I’ve heard this admonition often enough over the years, but for the first time it occurred to me to wonder whether Jesus’ audience would have understood the word “gospel.” We Catholics understand “gospel” to mean the four books of the Bible written by the four evangelists. More broadly, we call the gospel the Good News that the Kingdom of God is at hand. In the verses quoted above, just before he called for repentance Jesus proclaimed the Good News: “This is the time of fulfillment. The kingdom of God is at hand. Repent, and believe in the gospel.”

The word “gospel” in Greek means “good news,” a concept that the Jews in Jesus’ audience would have interpreted in the context of the prophet Isaiah, who spoke of a messenger who brought glad tidings and good news, announced salvation, “who says to Zion, ‘Your God reigns’” (Is 52:7). So, yes, the Jews to whom Jesus spoke would have understood the word “gospel,” although not in the way that he intended it.

The first part of Jesus’ message was familiar to Jews as well. Repent! Jesus echoed this call of John the Baptist; St.
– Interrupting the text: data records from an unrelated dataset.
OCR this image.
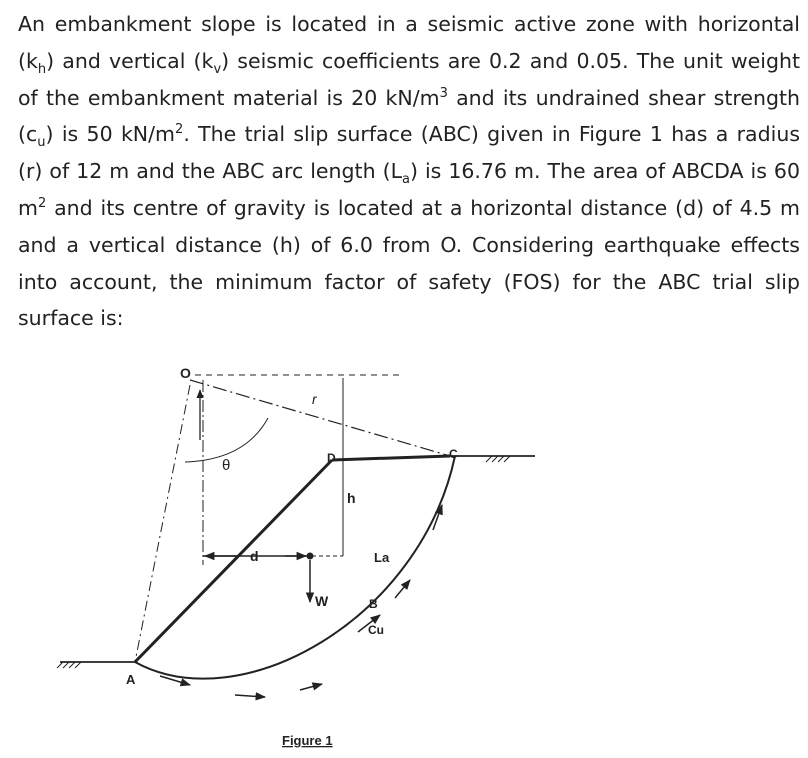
An embankment slope is located in a seismic active zone with horizontal $(k_h)$ and vertical $(k_v)$ seismic coefficients are 0.2 and 0.05. The unit weight of the embankment material is 20 $kN/m^3$ and its undrained shear strength $(c_u)$ is 50 $kN/m^2$. The trial slip surface (ABC) given in Figure 1 has a radius (r) of 12 m and the ABC arc length $(L_a)$ is 16.76 m. The area of ABCDA is 60 $m^2$ and its centre of gravity is located at a horizontal distance (d) of 4.5 m and a vertical distance (h) of 6.0 from O. Considering earthquake effects into account, the minimum factor of safety (FOS) for the ABC trial slip surface is:

O
r
θ	D	C
h
d
W	B
La
Cu
A
Figure 1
Mark tells us that Jesus began his public ministry “after John had been arrested.” A bit earlier in his gospel, Mark had written of John “proclaiming a baptism of repentance for the forgiveness of sins” (Mk1:4).

John was the last in a long line of Jewish prophets calling for the Jews to repent; as Christians, during Lent we hear this call over and over again. The word “repent” in Greek means “to turn away from,” but if we turn away from something, we must necessarily turn toward something else. If we turn away from our sins, what are we turning toward? In the Gospel verses above, Jesus in essence calls us to turn away from our sins and to turn toward the good news. For Christians, the “good news” is the salvation that comes through Christ.

This is where Jesus offended the Jews. As the Gospel of Mark progresses, Jesus calls the Jews to believe in him as the Messiah, but the chief priests and scribes refused to believe that he was the Son of Man. They thought he was just a man; they knew his parents and his relatives, knew he was the son of a carpenter from Nazareth, so they refused to believe.

Today, we Christians must be careful when we say we believe in Jesus. We acknowledge that he was in fact “a man like us in all things but sin,” as the Fourth Eucharistic Prayer states. But if Jesus were only a man who said the things he did, “He would either be a lunatic – on the level with the man who says he is a poached egg – or else he would be the Devil of Hell. You must make your choice. Either this man was, and is, the Son of God: or else a madman or something worse,” as C.S. Lewis argued in Mere Christianity.

We Christians believe that Jesus was no madman; rather, he is not only fully man but also fully divine. He is the son of God, the second person of the Trinity, the fulfillment of the Old Testament prophecies, the Messiah who would save the Jewish nation. When he said, “Repent, and believe in the gospel,” he was saying, “Turn away from sin and turn to the message I, as the Son, bring from the Father.”

In his homily at the Cathedral of the Madeleine Sunday, Bishop Oscar A. Solis said that God, through the readings for the day, invites us to renew our faith and our covenant relationship with him, to set our priorities, to recognize our sins in the light of his mercy, and to resolve to reform our lives. We do this through the three Lenten practices of prayer, fasting and almsgiving.

During the next five weeks, as we prepare for the coming of Christ at Easter, let us use these three Lenten practices to turn from sin and toward God.